La sera del 15 luglio, meteo permettendo, potremo gustarci una meravigliosa congiunzione astrale nel cielo, un duetto tra la Luna quasi piena e il “Signore degli Anelli” Saturno. I due oggetti celesti danzeranno nel cielo meridionale per tutta la notte, dato che il loro tramonto è previsto attorno alle 4:30 del giorno successivo. L'incontro tra il satellite della Terra e il sesto pianeta del Sistema solare giunge a soli due giorni di distanza dalla magnifica congiunzione astrale tra la Luna e Giove.

Credit: Stellarium
in foto: Credit: Stellarium

Dove vedere la congiunzione astrale

La Luna sorgerà alle 19:46 ora di Roma a Sud Est, nel cuore della costellazione del Sagittario. Sarà seguita una mezzora più tardi da Saturno, anch'esso incastonato nella stessa costellazione. Sarà visibile ad alcuni gradi di distanza a sinistra della Luna, all'altezza della stella Nunki. Il gigante gassoso, secondo solo a Giove per massa e dimensioni, sarà facile da distinguere dagli astri circostanti per via della sua peculiare luminosità, caratterizzata da una colorazione biancastra-giallognola. Va inoltre sottolineato che, come tutti i pianeti, mostrando la luce riflessa del Sole non brilla come fanno le stelle, che invece emettono luce propria scaturita dalle reazioni nucleari. I due oggetti celesti raggiungeranno la massima elevazione attorno alla mezzanotte nel cielo meridionale.

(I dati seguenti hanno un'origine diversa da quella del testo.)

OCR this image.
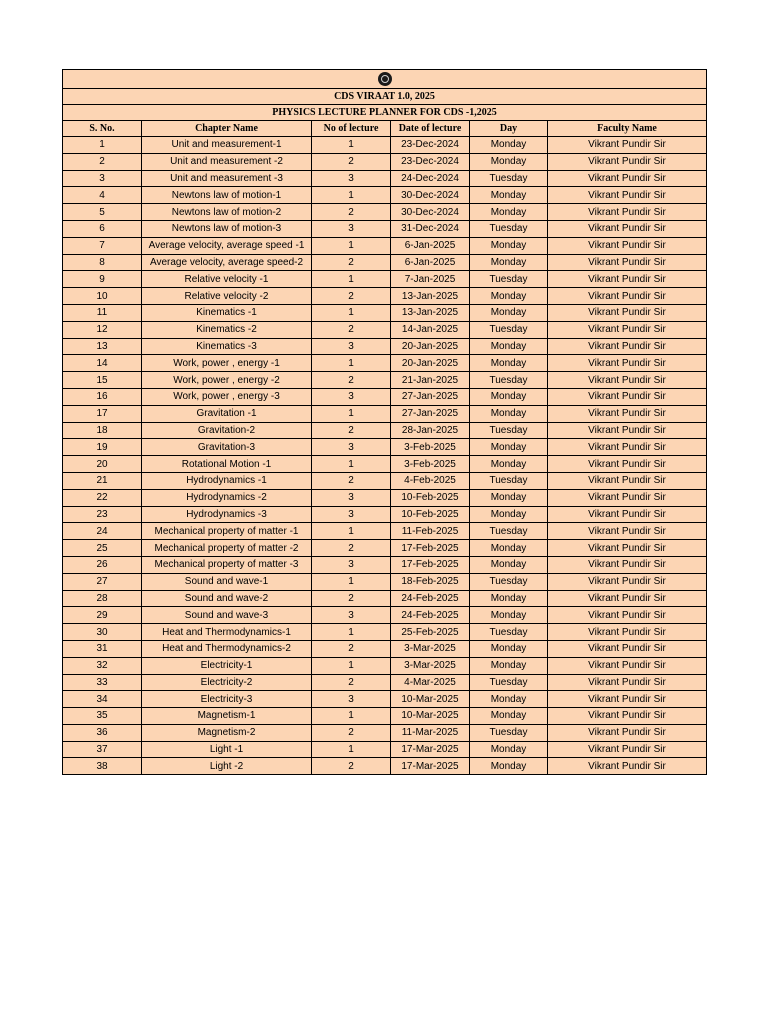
CDS VIRAAT 1.0, 2025					
PHYSICS LECTURE PLANNER FOR CDS -1,2025					
S. No.	Chapter Name	No of lecture	Date of lecture	Day	Faculty Name
1	Unit and measurement-1	1	23-Dec-2024	Monday	Vikrant Pundir Sir
2	Unit and measurement -2	2	23-Dec-2024	Monday	Vikrant Pundir Sir
3	Unit and measurement -3	3	24-Dec-2024	Tuesday	Vikrant Pundir Sir
4	Newtons law of motion-1	1	30-Dec-2024	Monday	Vikrant Pundir Sir
5	Newtons law of motion-2	2	30-Dec-2024	Monday	Vikrant Pundir Sir
6	Newtons law of motion-3	3	31-Dec-2024	Tuesday	Vikrant Pundir Sir
7	Average velocity, average speed -1	1	6-Jan-2025	Monday	Vikrant Pundir Sir
8	Average velocity, average speed-2	2	6-Jan-2025	Monday	Vikrant Pundir Sir
9	Relative velocity -1	1	7-Jan-2025	Tuesday	Vikrant Pundir Sir
10	Relative velocity -2	2	13-Jan-2025	Monday	Vikrant Pundir Sir
11	Kinematics -1	1	13-Jan-2025	Monday	Vikrant Pundir Sir
12	Kinematics -2	2	14-Jan-2025	Tuesday	Vikrant Pundir Sir
13	Kinematics -3	3	20-Jan-2025	Monday	Vikrant Pundir Sir
14	Work, power , energy -1	1	20-Jan-2025	Monday	Vikrant Pundir Sir
15	Work, power , energy -2	2	21-Jan-2025	Tuesday	Vikrant Pundir Sir
16	Work, power , energy -3	3	27-Jan-2025	Monday	Vikrant Pundir Sir
17	Gravitation -1	1	27-Jan-2025	Monday	Vikrant Pundir Sir
18	Gravitation-2	2	28-Jan-2025	Tuesday	Vikrant Pundir Sir
19	Gravitation-3	3	3-Feb-2025	Monday	Vikrant Pundir Sir
20	Rotational Motion -1	1	3-Feb-2025	Monday	Vikrant Pundir Sir
21	Hydrodynamics -1	2	4-Feb-2025	Tuesday	Vikrant Pundir Sir
22	Hydrodynamics -2	3	10-Feb-2025	Monday	Vikrant Pundir Sir
23	Hydrodynamics -3	3	10-Feb-2025	Monday	Vikrant Pundir Sir
24	Mechanical property of matter -1	1	11-Feb-2025	Tuesday	Vikrant Pundir Sir
25	Mechanical property of matter -2	2	17-Feb-2025	Monday	Vikrant Pundir Sir
26	Mechanical property of matter -3	3	17-Feb-2025	Monday	Vikrant Pundir Sir
27	Sound and wave-1	1	18-Feb-2025	Tuesday	Vikrant Pundir Sir
28	Sound and wave-2	2	24-Feb-2025	Monday	Vikrant Pundir Sir
29	Sound and wave-3	3	24-Feb-2025	Monday	Vikrant Pundir Sir
30	Heat and Thermodynamics-1	1	25-Feb-2025	Tuesday	Vikrant Pundir Sir
31	Heat and Thermodynamics-2	2	3-Mar-2025	Monday	Vikrant Pundir Sir
32	Electricity-1	1	3-Mar-2025	Monday	Vikrant Pundir Sir
33	Electricity-2	2	4-Mar-2025	Tuesday	Vikrant Pundir Sir
34	Electricity-3	3	10-Mar-2025	Monday	Vikrant Pundir Sir
35	Magnetism-1	1	10-Mar-2025	Monday	Vikrant Pundir Sir
36	Magnetism-2	2	11-Mar-2025	Tuesday	Vikrant Pundir Sir
37	Light -1	1	17-Mar-2025	Monday	Vikrant Pundir Sir
38	Light -2	2	17-Mar-2025	Monday	Vikrant Pundir Sir
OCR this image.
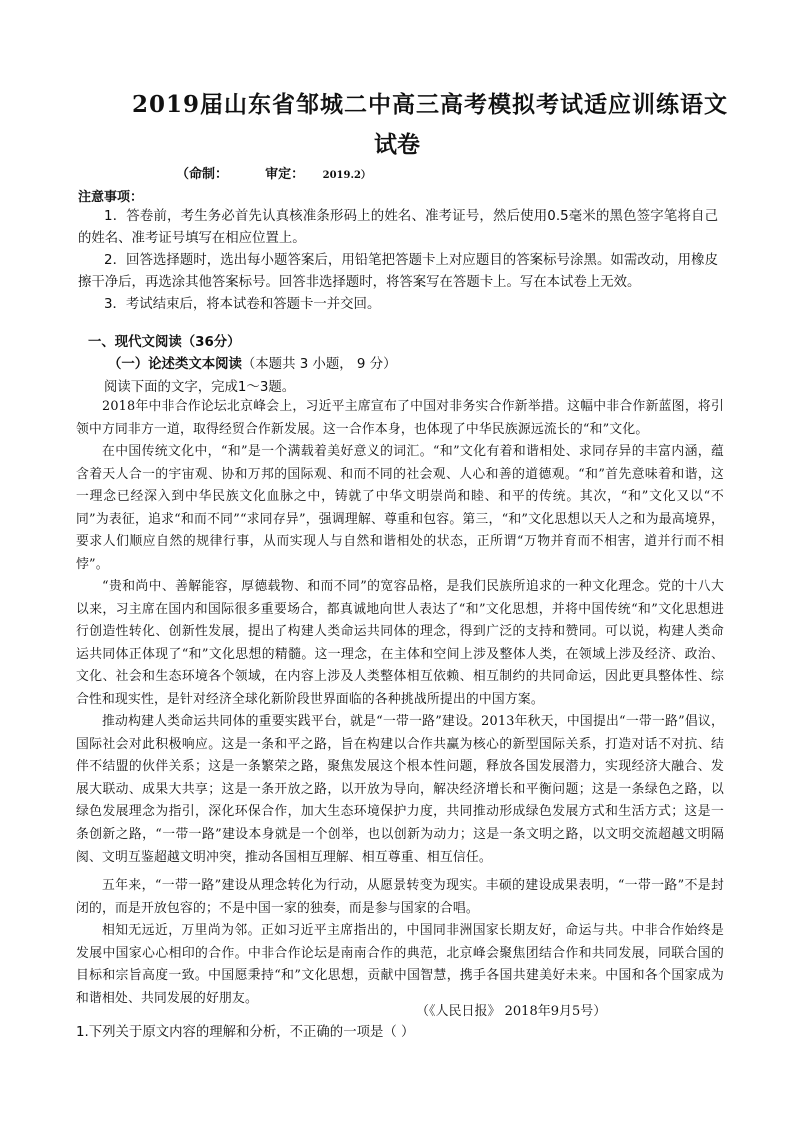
2019届山东省邹城二中高三高考模拟考试适应训练语文
试卷
（命制：	审定： 2019.2）
注意事项：
1．答卷前，考生务必首先认真核准条形码上的姓名、准考证号，然后使用0.5毫米的黑色签字笔将自己的姓名、准考证号填写在相应位置上。
2．回答选择题时，选出每小题答案后，用铅笔把答题卡上对应题目的答案标号涂黑。如需改动，用橡皮擦干净后，再选涂其他答案标号。回答非选择题时，将答案写在答题卡上。写在本试卷上无效。
3．考试结束后，将本试卷和答题卡一并交回。
一、现代文阅读（36分）
（一）论述类文本阅读（本题共 3 小题， 9 分）
阅读下面的文字，完成1～3题。
2018年中非合作论坛北京峰会上，习近平主席宣布了中国对非务实合作新举措。这幅中非合作新蓝图，将引领中方同非方一道，取得经贸合作新发展。这一合作本身，也体现了中华民族源远流长的“和”文化。
在中国传统文化中，“和”是一个满载着美好意义的词汇。“和”文化有着和谐相处、求同存异的丰富内涵，蕴含着天人合一的宇宙观、协和万邦的国际观、和而不同的社会观、人心和善的道德观。“和”首先意味着和谐，这一理念已经深入到中华民族文化血脉之中，铸就了中华文明崇尚和睦、和平的传统。其次，“和”文化又以“不同”为表征，追求“和而不同”“求同存异”，强调理解、尊重和包容。第三，“和”文化思想以天人之和为最高境界，要求人们顺应自然的规律行事，从而实现人与自然和谐相处的状态，正所谓“万物并育而不相害，道并行而不相悖”。
“贵和尚中、善解能容，厚德载物、和而不同”的宽容品格，是我们民族所追求的一种文化理念。党的十八大以来，习主席在国内和国际很多重要场合，都真诚地向世人表达了“和”文化思想，并将中国传统“和”文化思想进行创造性转化、创新性发展，提出了构建人类命运共同体的理念，得到广泛的支持和赞同。可以说，构建人类命运共同体正体现了“和”文化思想的精髓。这一理念，在主体和空间上涉及整体人类，在领域上涉及经济、政治、文化、社会和生态环境各个领域，在内容上涉及人类整体相互依赖、相互制约的共同命运，因此更具整体性、综合性和现实性，是针对经济全球化新阶段世界面临的各种挑战所提出的中国方案。
推动构建人类命运共同体的重要实践平台，就是“一带一路”建设。2013年秋天，中国提出“一带一路”倡议，国际社会对此积极响应。这是一条和平之路，旨在构建以合作共赢为核心的新型国际关系，打造对话不对抗、结伴不结盟的伙伴关系；这是一条繁荣之路，聚焦发展这个根本性问题，释放各国发展潜力，实现经济大融合、发展大联动、成果大共享；这是一条开放之路，以开放为导向，解决经济增长和平衡问题；这是一条绿色之路，以绿色发展理念为指引，深化环保合作，加大生态环境保护力度，共同推动形成绿色发展方式和生活方式；这是一条创新之路，“一带一路”建设本身就是一个创举，也以创新为动力；这是一条文明之路，以文明交流超越文明隔阂、文明互鉴超越文明冲突，推动各国相互理解、相互尊重、相互信任。
五年来，“一带一路”建设从理念转化为行动，从愿景转变为现实。丰硕的建设成果表明，“一带一路”不是封闭的，而是开放包容的；不是中国一家的独奏，而是参与国家的合唱。
相知无远近，万里尚为邻。正如习近平主席指出的，中国同非洲国家长期友好，命运与共。中非合作始终是发展中国家心心相印的合作。中非合作论坛是南南合作的典范，北京峰会聚焦团结合作和共同发展，同联合国的目标和宗旨高度一致。中国愿秉持“和”文化思想，贡献中国智慧，携手各国共建美好未来。中国和各个国家成为和谐相处、共同发展的好朋友。
（《人民日报》 2018年9月5号）
1.下列关于原文内容的理解和分析，不正确的一项是（ ）
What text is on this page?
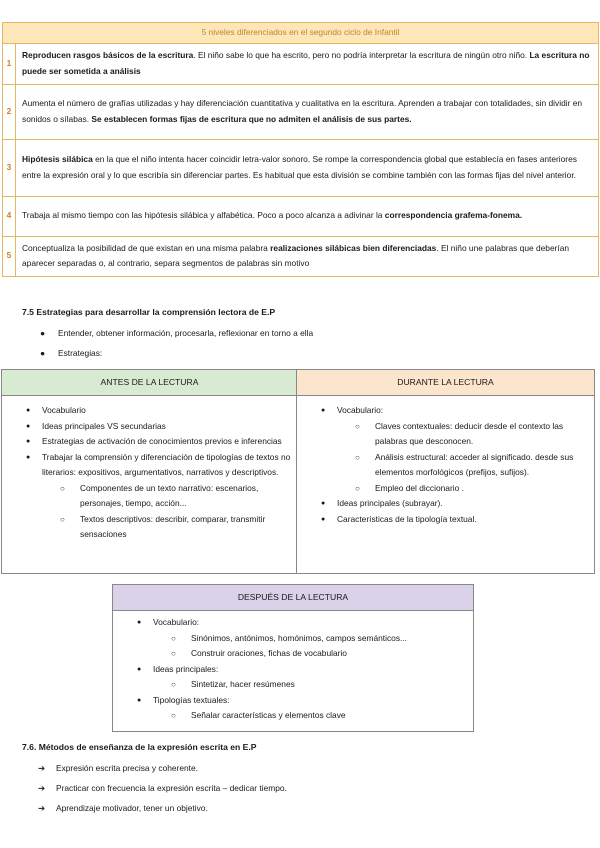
5 niveles diferenciados en el segundo ciclo de Infantil	
1	Reproducen rasgos básicos de la escritura. El niño sabe lo que ha escrito, pero no podría interpretar la escritura de ningún otro niño. La escritura no puede ser sometida a análisis
2	Aumenta el número de grafías utilizadas y hay diferenciación cuantitativa y cualitativa en la escritura. Aprenden a trabajar con totalidades, sin dividir en sonidos o sílabas. Se establecen formas fijas de escritura que no admiten el análisis de sus partes.
3	Hipótesis silábica en la que el niño intenta hacer coincidir letra-valor sonoro. Se rompe la correspondencia global que establecía en fases anteriores entre la expresión oral y lo que escribía sin diferenciar partes. Es habitual que esta división se combine también con las formas fijas del nivel anterior.
4	Trabaja al mismo tiempo con las hipótesis silábica y alfabética. Poco a poco alcanza a adivinar la correspondencia grafema-fonema.
5	Conceptualiza la posibilidad de que existan en una misma palabra realizaciones silábicas bien diferenciadas. El niño une palabras que deberían aparecer separadas o, al contrario, separa segmentos de palabras sin motivo
7.5 Estrategias para desarrollar la comprensión lectora de E.P
● Entender, obtener información, procesarla, reflexionar en torno a ella
● Estrategias:
ANTES DE LA LECTURA
● Vocabulario
● Ideas principales VS secundarias
● Estrategias de activación de conocimientos previos e inferencias
● Trabajar la comprensión y diferenciación de tipologías de textos no literarios: expositivos, argumentativos, narrativos y descriptivos.
○ Componentes de un texto narrativo: escenarios, personajes, tiempo, acción...
○ Textos descriptivos: describir, comparar, transmitir sensaciones
DURANTE LA LECTURA
● Vocabulario:
○ Claves contextuales: deducir desde el contexto las palabras que desconocen.
○ Análisis estructural: acceder al significado. desde sus elementos morfológicos (prefijos, sufijos).
○ Empleo del diccionario .
● Ideas principales (subrayar).
● Características de la tipología textual.
DESPUÉS DE LA LECTURA
● Vocabulario:
○ Sinónimos, antónimos, homónimos, campos semánticos...
○ Construir oraciones, fichas de vocabulario
● Ideas principales:
○ Sintetizar, hacer resúmenes
● Tipologías textuales:
○ Señalar características y elementos clave
7.6. Métodos de enseñanza de la expresión escrita en E.P
➔ Expresión escrita precisa y coherente.
➔ Practicar con frecuencia la expresión escrita – dedicar tiempo.
➔ Aprendizaje motivador, tener un objetivo.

Saturno visto con un telescopio amatoriale Credit: Andrea Centini
in foto: Saturno visto con un telescopio amatoriale Credit: Andrea Centini

Come vedere la congiunzione astrale

Come tutte le congiunzioni astrali, anche quella del 15 luglio tra la Luna e Saturno sarà perfettamente visibile a occhio nudo. Tuttavia, quando c'è di mezzo il “Signore degli Anelli”, dotarsi di un telescopio è caldamente consigliato. Del resto è l'unico strumento in grado di mettere in evidenza alcuni dettagli peculiari degli anelli (invisibili a occhio nudo) come la divisione di Cassini e l'atmosfera del pianeta. Se si vogliono scorgere solo gli anelli è invece sufficiente un binocolo o una fotocamera con un buono zoom. I due oggetti danzeranno nei pressi di una delle zone più ricche di affascinanti oggetti del profondo cielo, come la Nebulosa Aquila, la Nebulosa Omega e l'Ammasso dell'Anitra Selvatica. Sarà imperdibile anche l'osservazione di Giove, visibile a destra della coppia impegnata nella congiunzione astrale, incastonato tra la costellazione la costellazione dell'Ofiuco (in alto) e la costellazione dello Scorpione (in basso).